On Saturday, one of my sons took me with him and his wife to the lake for the day. We had a wonderful time and I learned the beginnings of paddle boarding – but noticed that both ankles and feet were swelling and that keeping them in the water eased the pain just a bit.

It was in the wee hours of Sunday morning that I was in so much pain that I couldn’t sleep. I tried to get out of bed and saw that my ankles and feet were extremely swollen and red. I managed to get down the stairs and started tending to my “injuries,” but as I thought about the events of the past few days, a life lesson emerged in my mind!

You know that giant hornet’s nest? I saw it as the enemy. I saw it as a danger if left unattended. It was obvious that inside that nest were little creatures that could do great damage not only to me but to those that I love. Little grandboys saw it as a target for rocks! Because I recognized it as a danger, I made sure to have it removed. But what I wasn’t careful about was the remnants that were left behind. While sweeping the porch, I never considered that there was a lone hornet lurking that was ready and very able to hurt me. And it did!

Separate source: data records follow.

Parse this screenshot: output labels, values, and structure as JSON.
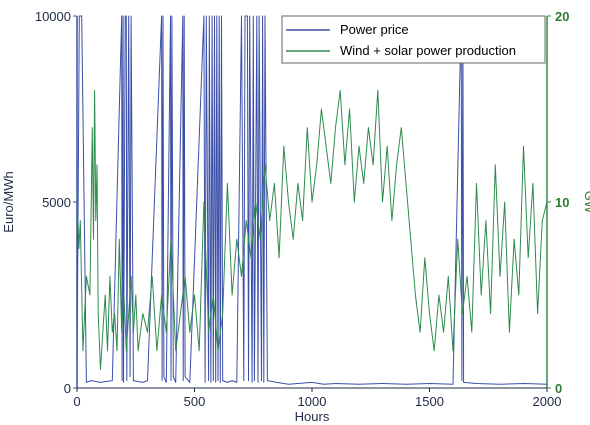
{
  "chart_data": {
    "type": "line",
    "xlabel": "Hours",
    "ylabel_left": "Euro/MWh",
    "ylabel_right": "GW",
    "xlim": [
      0,
      2000
    ],
    "ylim_left": [
      0,
      10000
    ],
    "ylim_right": [
      0,
      20
    ],
    "x_ticks": [
      "0",
      "500",
      "1000",
      "1500",
      "2000"
    ],
    "y_left_ticks": [
      "0",
      "5000",
      "10000"
    ],
    "y_right_ticks": [
      "0",
      "10",
      "20"
    ],
    "grid": false,
    "legend_position": "top-right",
    "series": [
      {
        "name": "Power price",
        "axis": "left",
        "color": "#3b4fa8",
        "x": [
          0,
          5,
          10,
          20,
          40,
          60,
          100,
          150,
          190,
          192,
          196,
          198,
          205,
          210,
          212,
          220,
          226,
          230,
          240,
          280,
          300,
          360,
          362,
          366,
          370,
          380,
          398,
          400,
          404,
          410,
          420,
          450,
          452,
          456,
          460,
          480,
          540,
          545,
          550,
          560,
          563,
          570,
          575,
          580,
          585,
          590,
          595,
          600,
          605,
          610,
          615,
          620,
          640,
          660,
          680,
          700,
          710,
          715,
          725,
          730,
          735,
          745,
          750,
          755,
          765,
          770,
          775,
          785,
          790,
          795,
          800,
          810,
          850,
          900,
          1000,
          1050,
          1100,
          1200,
          1300,
          1400,
          1500,
          1600,
          1635,
          1638,
          1642,
          1645,
          1700,
          1800,
          1900,
          2000
        ],
        "y": [
          300,
          5200,
          10000,
          10000,
          150,
          200,
          150,
          200,
          10000,
          200,
          10000,
          150,
          10000,
          10000,
          200,
          10000,
          300,
          10000,
          200,
          150,
          200,
          10000,
          200,
          10000,
          300,
          150,
          10000,
          200,
          10000,
          300,
          150,
          10000,
          200,
          10000,
          300,
          150,
          10000,
          150,
          10000,
          200,
          10000,
          150,
          10000,
          200,
          10000,
          150,
          10000,
          200,
          10000,
          150,
          10000,
          200,
          150,
          200,
          150,
          10000,
          200,
          10000,
          10000,
          200,
          10000,
          150,
          10000,
          200,
          10000,
          150,
          10000,
          200,
          10000,
          150,
          10000,
          200,
          150,
          100,
          150,
          100,
          120,
          100,
          120,
          100,
          120,
          100,
          10000,
          200,
          10000,
          150,
          120,
          100,
          120,
          100
        ]
      },
      {
        "name": "Wind + solar power production",
        "axis": "right",
        "color": "#2e8b4e",
        "x": [
          0,
          8,
          14,
          25,
          40,
          55,
          65,
          70,
          75,
          80,
          85,
          90,
          100,
          110,
          120,
          130,
          140,
          150,
          160,
          170,
          180,
          190,
          200,
          210,
          220,
          230,
          240,
          250,
          260,
          280,
          300,
          320,
          340,
          360,
          380,
          400,
          420,
          440,
          460,
          480,
          500,
          520,
          540,
          560,
          580,
          600,
          620,
          640,
          660,
          680,
          700,
          720,
          740,
          760,
          780,
          800,
          820,
          840,
          860,
          880,
          900,
          920,
          940,
          960,
          980,
          1000,
          1020,
          1040,
          1060,
          1080,
          1100,
          1120,
          1140,
          1160,
          1180,
          1200,
          1220,
          1240,
          1260,
          1280,
          1300,
          1320,
          1340,
          1360,
          1380,
          1400,
          1420,
          1440,
          1460,
          1480,
          1500,
          1520,
          1540,
          1560,
          1580,
          1600,
          1620,
          1640,
          1660,
          1680,
          1700,
          1720,
          1740,
          1760,
          1780,
          1800,
          1820,
          1840,
          1860,
          1880,
          1900,
          1920,
          1940,
          1960,
          1980,
          2000
        ],
        "y": [
          10.5,
          7.5,
          9,
          2,
          6,
          5,
          14,
          8,
          16,
          9,
          12,
          4,
          1,
          3,
          5,
          2,
          6,
          3,
          4,
          2,
          8,
          3,
          5,
          2,
          4,
          6,
          3,
          5,
          2,
          4,
          3,
          6,
          2,
          5,
          3,
          8,
          2,
          4,
          6,
          3,
          5,
          2,
          10,
          3,
          5,
          2,
          4,
          11,
          5,
          8,
          6,
          9,
          7,
          10,
          8,
          12,
          9,
          11,
          7,
          13,
          10,
          8,
          11,
          9,
          14,
          10,
          12,
          15,
          13,
          11,
          14,
          16,
          12,
          15,
          10,
          13,
          11,
          14,
          12,
          16,
          10,
          13,
          9,
          12,
          14,
          11,
          8,
          5,
          3,
          7,
          4,
          2,
          5,
          3,
          6,
          2,
          8,
          4,
          6,
          3,
          11,
          5,
          9,
          4,
          12,
          6,
          10,
          3,
          8,
          5,
          13,
          7,
          11,
          4,
          9,
          10
        ]
      }
    ]
  }
}
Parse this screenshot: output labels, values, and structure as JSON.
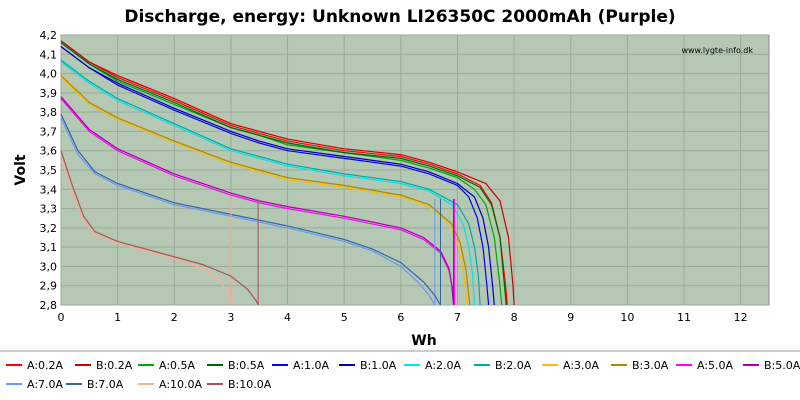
{
  "chart_data": {
    "type": "line",
    "title": "Discharge, energy: Unknown LI26350C 2000mAh (Purple)",
    "xlabel": "Wh",
    "ylabel": "Volt",
    "watermark": "www.lygte-info.dk",
    "xlim": [
      0,
      12.5
    ],
    "ylim": [
      2.8,
      4.2
    ],
    "x_ticks": [
      "0",
      "1",
      "2",
      "3",
      "4",
      "5",
      "6",
      "7",
      "8",
      "9",
      "10",
      "11",
      "12"
    ],
    "y_ticks": [
      "2,8",
      "2,9",
      "3,0",
      "3,1",
      "3,2",
      "3,3",
      "3,4",
      "3,5",
      "3,6",
      "3,7",
      "3,8",
      "3,9",
      "4,0",
      "4,1",
      "4,2"
    ],
    "grid": true,
    "legend_position": "bottom",
    "series": [
      {
        "name": "A:0.2A",
        "color": "#ff0000",
        "points": [
          [
            0,
            4.17
          ],
          [
            0.5,
            4.06
          ],
          [
            1,
            3.98
          ],
          [
            2,
            3.86
          ],
          [
            3,
            3.73
          ],
          [
            3.5,
            3.69
          ],
          [
            4,
            3.65
          ],
          [
            5,
            3.6
          ],
          [
            6,
            3.57
          ],
          [
            6.5,
            3.53
          ],
          [
            7,
            3.48
          ],
          [
            7.4,
            3.42
          ],
          [
            7.6,
            3.33
          ],
          [
            7.75,
            3.15
          ],
          [
            7.85,
            2.9
          ],
          [
            7.88,
            2.8
          ]
        ]
      },
      {
        "name": "B:0.2A",
        "color": "#cc0000",
        "points": [
          [
            0,
            4.17
          ],
          [
            0.5,
            4.06
          ],
          [
            1,
            3.99
          ],
          [
            2,
            3.87
          ],
          [
            3,
            3.74
          ],
          [
            3.5,
            3.7
          ],
          [
            4,
            3.66
          ],
          [
            5,
            3.61
          ],
          [
            6,
            3.58
          ],
          [
            6.5,
            3.54
          ],
          [
            7,
            3.49
          ],
          [
            7.5,
            3.43
          ],
          [
            7.75,
            3.34
          ],
          [
            7.9,
            3.15
          ],
          [
            7.98,
            2.9
          ],
          [
            8,
            2.8
          ]
        ]
      },
      {
        "name": "A:0.5A",
        "color": "#00aa00",
        "points": [
          [
            0,
            4.16
          ],
          [
            0.5,
            4.05
          ],
          [
            1,
            3.96
          ],
          [
            2,
            3.84
          ],
          [
            3,
            3.72
          ],
          [
            3.5,
            3.68
          ],
          [
            4,
            3.63
          ],
          [
            5,
            3.59
          ],
          [
            6,
            3.55
          ],
          [
            6.5,
            3.51
          ],
          [
            7,
            3.46
          ],
          [
            7.3,
            3.4
          ],
          [
            7.5,
            3.32
          ],
          [
            7.65,
            3.15
          ],
          [
            7.75,
            2.9
          ],
          [
            7.78,
            2.8
          ]
        ]
      },
      {
        "name": "B:0.5A",
        "color": "#006600",
        "points": [
          [
            0,
            4.16
          ],
          [
            0.5,
            4.05
          ],
          [
            1,
            3.97
          ],
          [
            2,
            3.85
          ],
          [
            3,
            3.72
          ],
          [
            3.5,
            3.68
          ],
          [
            4,
            3.64
          ],
          [
            5,
            3.59
          ],
          [
            6,
            3.56
          ],
          [
            6.5,
            3.52
          ],
          [
            7,
            3.47
          ],
          [
            7.4,
            3.41
          ],
          [
            7.6,
            3.32
          ],
          [
            7.75,
            3.15
          ],
          [
            7.83,
            2.9
          ],
          [
            7.86,
            2.8
          ]
        ]
      },
      {
        "name": "A:1.0A",
        "color": "#0000ff",
        "points": [
          [
            0,
            4.14
          ],
          [
            0.5,
            4.03
          ],
          [
            1,
            3.94
          ],
          [
            2,
            3.81
          ],
          [
            3,
            3.69
          ],
          [
            3.5,
            3.64
          ],
          [
            4,
            3.6
          ],
          [
            5,
            3.56
          ],
          [
            6,
            3.52
          ],
          [
            6.5,
            3.48
          ],
          [
            7,
            3.42
          ],
          [
            7.2,
            3.36
          ],
          [
            7.35,
            3.25
          ],
          [
            7.45,
            3.1
          ],
          [
            7.52,
            2.9
          ],
          [
            7.55,
            2.8
          ]
        ]
      },
      {
        "name": "B:1.0A",
        "color": "#0000aa",
        "points": [
          [
            0,
            4.14
          ],
          [
            0.5,
            4.03
          ],
          [
            1,
            3.95
          ],
          [
            2,
            3.82
          ],
          [
            3,
            3.7
          ],
          [
            3.5,
            3.65
          ],
          [
            4,
            3.61
          ],
          [
            5,
            3.57
          ],
          [
            6,
            3.53
          ],
          [
            6.5,
            3.49
          ],
          [
            7,
            3.43
          ],
          [
            7.3,
            3.36
          ],
          [
            7.45,
            3.25
          ],
          [
            7.55,
            3.1
          ],
          [
            7.62,
            2.9
          ],
          [
            7.65,
            2.8
          ]
        ]
      },
      {
        "name": "A:2.0A",
        "color": "#00e5e5",
        "points": [
          [
            0,
            4.06
          ],
          [
            0.5,
            3.95
          ],
          [
            1,
            3.86
          ],
          [
            2,
            3.73
          ],
          [
            3,
            3.6
          ],
          [
            3.5,
            3.56
          ],
          [
            4,
            3.52
          ],
          [
            5,
            3.47
          ],
          [
            6,
            3.43
          ],
          [
            6.5,
            3.39
          ],
          [
            6.9,
            3.32
          ],
          [
            7.1,
            3.22
          ],
          [
            7.2,
            3.1
          ],
          [
            7.27,
            2.95
          ],
          [
            7.3,
            2.8
          ]
        ]
      },
      {
        "name": "B:2.0A",
        "color": "#00aaaa",
        "points": [
          [
            0,
            4.07
          ],
          [
            0.5,
            3.96
          ],
          [
            1,
            3.87
          ],
          [
            2,
            3.74
          ],
          [
            3,
            3.61
          ],
          [
            3.5,
            3.57
          ],
          [
            4,
            3.53
          ],
          [
            5,
            3.48
          ],
          [
            6,
            3.44
          ],
          [
            6.5,
            3.4
          ],
          [
            7,
            3.32
          ],
          [
            7.2,
            3.22
          ],
          [
            7.3,
            3.1
          ],
          [
            7.37,
            2.95
          ],
          [
            7.4,
            2.8
          ]
        ]
      },
      {
        "name": "A:3.0A",
        "color": "#ffbb00",
        "points": [
          [
            0,
            3.98
          ],
          [
            0.5,
            3.84
          ],
          [
            1,
            3.76
          ],
          [
            2,
            3.64
          ],
          [
            3,
            3.53
          ],
          [
            3.5,
            3.49
          ],
          [
            4,
            3.45
          ],
          [
            5,
            3.41
          ],
          [
            6,
            3.36
          ],
          [
            6.5,
            3.31
          ],
          [
            6.85,
            3.22
          ],
          [
            7,
            3.12
          ],
          [
            7.1,
            2.98
          ],
          [
            7.15,
            2.85
          ],
          [
            7.17,
            2.8
          ]
        ]
      },
      {
        "name": "B:3.0A",
        "color": "#aa8800",
        "points": [
          [
            0,
            3.99
          ],
          [
            0.5,
            3.85
          ],
          [
            1,
            3.77
          ],
          [
            2,
            3.65
          ],
          [
            3,
            3.54
          ],
          [
            3.5,
            3.5
          ],
          [
            4,
            3.46
          ],
          [
            5,
            3.42
          ],
          [
            6,
            3.37
          ],
          [
            6.5,
            3.32
          ],
          [
            6.9,
            3.22
          ],
          [
            7.05,
            3.12
          ],
          [
            7.15,
            2.98
          ],
          [
            7.2,
            2.85
          ],
          [
            7.22,
            2.8
          ]
        ]
      },
      {
        "name": "A:5.0A",
        "color": "#ff00ff",
        "points": [
          [
            0,
            3.87
          ],
          [
            0.5,
            3.7
          ],
          [
            1,
            3.6
          ],
          [
            2,
            3.47
          ],
          [
            3,
            3.37
          ],
          [
            3.5,
            3.33
          ],
          [
            4,
            3.3
          ],
          [
            5,
            3.25
          ],
          [
            6,
            3.19
          ],
          [
            6.4,
            3.14
          ],
          [
            6.7,
            3.07
          ],
          [
            6.85,
            2.98
          ],
          [
            6.92,
            2.88
          ],
          [
            6.95,
            2.8
          ]
        ]
      },
      {
        "name": "B:5.0A",
        "color": "#aa00aa",
        "points": [
          [
            0,
            3.88
          ],
          [
            0.5,
            3.71
          ],
          [
            1,
            3.61
          ],
          [
            2,
            3.48
          ],
          [
            3,
            3.38
          ],
          [
            3.5,
            3.34
          ],
          [
            4,
            3.31
          ],
          [
            5,
            3.26
          ],
          [
            6,
            3.2
          ],
          [
            6.4,
            3.15
          ],
          [
            6.7,
            3.08
          ],
          [
            6.85,
            2.99
          ],
          [
            6.9,
            2.9
          ],
          [
            6.93,
            2.8
          ]
        ]
      },
      {
        "name": "A:7.0A",
        "color": "#6699ff",
        "points": [
          [
            0,
            3.77
          ],
          [
            0.3,
            3.58
          ],
          [
            0.6,
            3.48
          ],
          [
            1,
            3.42
          ],
          [
            2,
            3.32
          ],
          [
            3,
            3.26
          ],
          [
            4,
            3.2
          ],
          [
            5,
            3.13
          ],
          [
            5.5,
            3.08
          ],
          [
            6,
            3.0
          ],
          [
            6.3,
            2.92
          ],
          [
            6.5,
            2.85
          ],
          [
            6.6,
            2.8
          ]
        ]
      },
      {
        "name": "B:7.0A",
        "color": "#336699",
        "points": [
          [
            0,
            3.79
          ],
          [
            0.3,
            3.6
          ],
          [
            0.6,
            3.49
          ],
          [
            1,
            3.43
          ],
          [
            2,
            3.33
          ],
          [
            3,
            3.27
          ],
          [
            4,
            3.21
          ],
          [
            5,
            3.14
          ],
          [
            5.5,
            3.09
          ],
          [
            6,
            3.02
          ],
          [
            6.4,
            2.92
          ],
          [
            6.6,
            2.85
          ],
          [
            6.7,
            2.8
          ]
        ]
      },
      {
        "name": "A:10.0A",
        "color": "#ffaa99",
        "points": [
          [
            0,
            3.55
          ],
          [
            0.2,
            3.38
          ],
          [
            0.4,
            3.23
          ],
          [
            0.6,
            3.16
          ],
          [
            1,
            3.12
          ],
          [
            1.5,
            3.08
          ],
          [
            2,
            3.04
          ],
          [
            2.5,
            2.99
          ],
          [
            2.8,
            2.93
          ],
          [
            2.95,
            2.86
          ],
          [
            3,
            2.8
          ]
        ]
      },
      {
        "name": "B:10.0A",
        "color": "#aa5555",
        "points": [
          [
            0,
            3.6
          ],
          [
            0.2,
            3.42
          ],
          [
            0.4,
            3.26
          ],
          [
            0.6,
            3.18
          ],
          [
            1,
            3.13
          ],
          [
            1.5,
            3.09
          ],
          [
            2,
            3.05
          ],
          [
            2.5,
            3.01
          ],
          [
            3,
            2.95
          ],
          [
            3.3,
            2.88
          ],
          [
            3.45,
            2.82
          ],
          [
            3.48,
            2.8
          ]
        ]
      }
    ]
  }
}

When I started the mower and began working on the grass, I didn’t see the yellow jacket’s nest. I had no idea that while going about my business, I would be quite literally attacked by several tiny creatures that could do great harm to me. Within 15 minutes on a Friday morning, while going about my daily work nonchalantly and maybe even a little carelessly, I was hurt by unseen enemies.

In my Christian life, quite often I’m aware of the giant enemies; the giant temptations that I know I need to not only avoid but remove from my life. What I am most often hurt by are the unseen enemies, those that I am careless about, those that I don’t take the time to focus on, to remove from my life: pride, jealousy, selfishness, self-pity… In weak moments or moments of carelessness, I allow these things to creep in, and great damage is done to not only myself but to those that I love as I allow the unseen enemies to affect me.

The effects of my stings linger. It’s almost a week later, and I still have residual scars, that crazy itch that reminds me of what happened, and some soreness at the site of the stings. The effects of spiritual unseen “stings” also linger when we allow them into our lives. Damaged relationships may take years to rebuild, a damaged testimony or reputation may be impossible to overcome, a pause in my spiritual growth will hinder all that God desires to do in my life…

What I’ve learned through this experience is simple: Yes, get rid of the giant hornet’s nest, but don’t forget about the unseen enemy lurking beyond the obvious! I must daily take stock of my heart and seek the Lord; asking if there is any wicked way in me that needs to be dealt with – any root of sin that I need to ask the Lord to forgive and then walk through my day alert and aware of what may trip me up, what may do me harm!

Thank you for reading, and as always, thank you so much for your support of my work.